Patlama sonrası bizimkilere bir şey
olmadığını anlamıştık ama Polat’ın vereceği tepkiyi merak ediyorduk. Yasin
komutana şükredelim. Kaybetmemiş arabanın izini. Polat da Elif ve Leyla’yı
hastaneye bırakır bırakmaz hemen adamların takıldıkları mekana gitti. Arka kapı
kontrolü bile yapmadan bodoslama içeri dalmalarını düşüncesizce bulsam da daha
yeni evlat korkusu atlattığı için hoş görüyorum. Yasin komutan yine 'sadece ölüler görür' ifadesini takınarak sakallıyı, Polat
da bombacıyı indirdi ve Sagir’e selamını söyledi. Rahatlamadım desem yalan
olur. Bir zehircilerden, iki bombacılardan zerre hazzetmiyorum. İkisi gitti biri kaldı.
Sıcak bir şeyler düşün Erhan,
sıcak bir şeyler düşün Erhan... Buldum! GÜNEŞ!!
Senaryo ekibi nasıl bir karakter
yaratmışsa adama uygun niteleme bulamıyorum. Paket diyorum, İngiliz oluyor,
İngiliz diyorum Hızır oluyor. Bu bölümde Hızır Cahit vardı. Erhan için çok
endişelenmiştim. Neyse ki Cahit yetişti. Vallahi Erhan’ın verilmiş sadakası var. Yine
bir adama sıktı ve yine kurtuldu. Çekirgenin ikinci zıplayışı bu, umarım kaderi
çekirgeye benzemez.
Erhan Tilki’ye sıktı sıkmasına da tabi
ki öldüremedi. Ordinaryüs’ün de anlamadığı şey yok sanırım. Hem Tilki’nin
yarasına müdahale etti hem de “büyük bir düşman” istedi. İstediğin düşman
olsun. Vadi’de sahip olduklarını elinden almak isteyecek tonla adam var. Bu
arada geçen bölümdeki yazımda büyük bir algı hatası yapmışım. Hastalıktan
neredeyse gözümü açamadan yazdığım bir yazıydı. Sanırım ondan oldu. Cahit, gözü
altınlara diktiğinde yeni sahibi çoktan Ordinaryüs olmuştu. Cahit – Tilki
kapışması başka bahara kalmış oldu böylece. Bakalım Ordinaryus’un gücü ne
kadarmış...
Haftalar sonra Algis’i de gördük.
Yorumlarda Algis’in kredide gözükmediği söylenmişti ama hala buralardaymış.
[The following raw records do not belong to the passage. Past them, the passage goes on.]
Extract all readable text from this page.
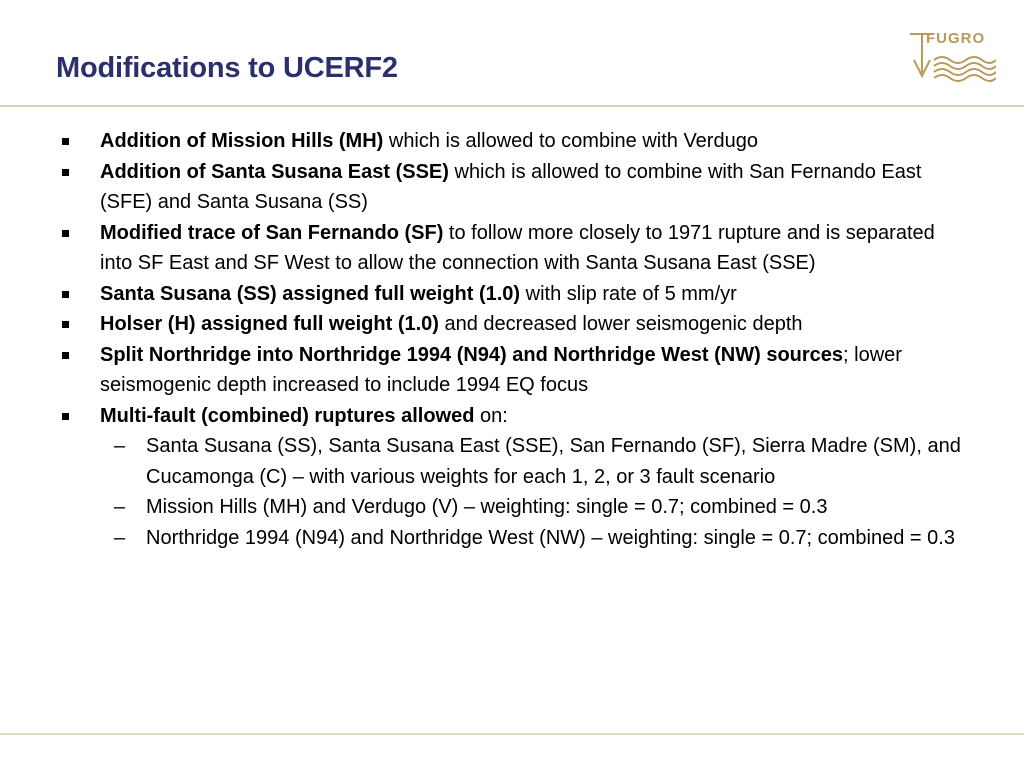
Modifications to UCERF2
FUGRO
Addition of Mission Hills (MH) which is allowed to combine with Verdugo
Addition of Santa Susana East (SSE) which is allowed to combine with San Fernando East (SFE) and Santa Susana (SS)
Modified trace of San Fernando (SF) to follow more closely to 1971 rupture and is separated into SF East and SF West to allow the connection with Santa Susana East (SSE)
Santa Susana (SS) assigned full weight (1.0) with slip rate of 5 mm/yr
Holser (H) assigned full weight (1.0) and decreased lower seismogenic depth
Split Northridge into Northridge 1994 (N94) and Northridge West (NW) sources; lower seismogenic depth increased to include 1994 EQ focus
Multi-fault (combined) ruptures allowed on:
– Santa Susana (SS), Santa Susana East (SSE), San Fernando (SF), Sierra Madre (SM), and Cucamonga (C) – with various weights for each 1, 2, or 3 fault scenario
– Mission Hills (MH) and Verdugo (V) – weighting: single = 0.7; combined = 0.3
– Northridge 1994 (N94) and Northridge West (NW) – weighting: single = 0.7; combined = 0.3
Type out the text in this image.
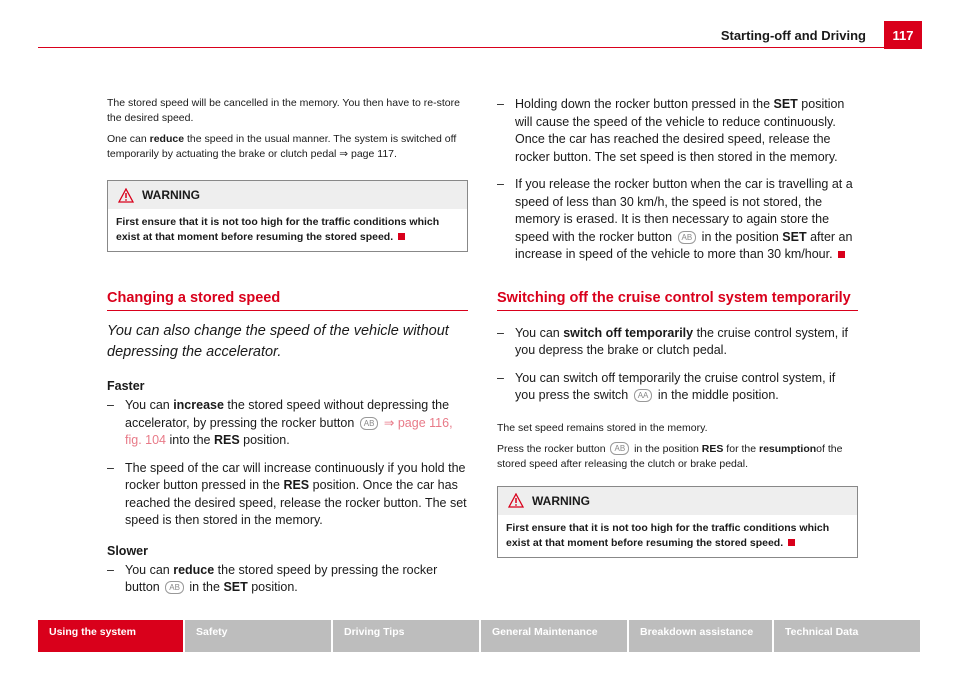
Starting-off and Driving	117

The stored speed will be cancelled in the memory. You then have to re-store the desired speed.

One can reduce the speed in the usual manner. The system is switched off temporarily by actuating the brake or clutch pedal ⇒ page 117.

WARNING
First ensure that it is not too high for the traffic conditions which exist at that moment before resuming the stored speed.
Changing a stored speed

You can also change the speed of the vehicle without depressing the accelerator.

Faster

– You can increase the stored speed without depressing the accelerator, by pressing the rocker button AB ⇒ page 116, fig. 104 into the RES position.
– The speed of the car will increase continuously if you hold the rocker button pressed in the RES position. Once the car has reached the desired speed, release the rocker button. The set speed is then stored in the memory.

Slower

– You can reduce the stored speed by pressing the rocker button AB in the SET position.
– Holding down the rocker button pressed in the SET position will cause the speed of the vehicle to reduce continuously. Once the car has reached the desired speed, release the rocker button. The set speed is then stored in the memory.
– If you release the rocker button when the car is travelling at a speed of less than 30 km/h, the speed is not stored, the memory is erased. It is then necessary to again store the speed with the rocker button AB in the position SET after an increase in speed of the vehicle to more than 30 km/hour.
Switching off the cruise control system temporarily
– You can switch off temporarily the cruise control system, if you depress the brake or clutch pedal.
– You can switch off temporarily the cruise control system, if you press the switch AA in the middle position.

The set speed remains stored in the memory.

Press the rocker button AB in the position RES for the resumptionof the stored speed after releasing the clutch or brake pedal.

WARNING
First ensure that it is not too high for the traffic conditions which exist at that moment before resuming the stored speed.
Using the system	Safety	Driving Tips	General Maintenance	Breakdown assistance	Technical Data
Vadi’de herkes birbirine girmiş, paşam küçük memleket memuru gibi oturmuş keyfine bakıyor öyle. Herhalde akşam izleyeceği diziyi falan düşünüyordur. Fakat Martin'e verdiği haber keyif vericiydi. Armageddon timine yeni komutan
geliyor. Cahit bu durumdan hiç hoşlanmayacak. Bir de Yüce Majeste’nin bilmediği
bir şey varmış ki beni çok şaşırttı doğrusu. Daha dibinde olan bitenden haberi
olmayan majesteye yüce mi derim ben?... Ha tabi unutmadan geçen yazılarda
sormuştuk “yoksa yüce majeste Amon’un elini öptüğü çocuk mu?” diye... O sorunun
da cevabını almış olduk böylece. 65. nesil belli ki yoluna devam ediyor.
80 lira ceza yedi geçen gün arkadaşım ama olsun.
Fehmi’yi görünce mutlu oluyorum.
Dünyayı bir gün asosyallerin yöneteceğine olan inancım tazeleniyor resmen.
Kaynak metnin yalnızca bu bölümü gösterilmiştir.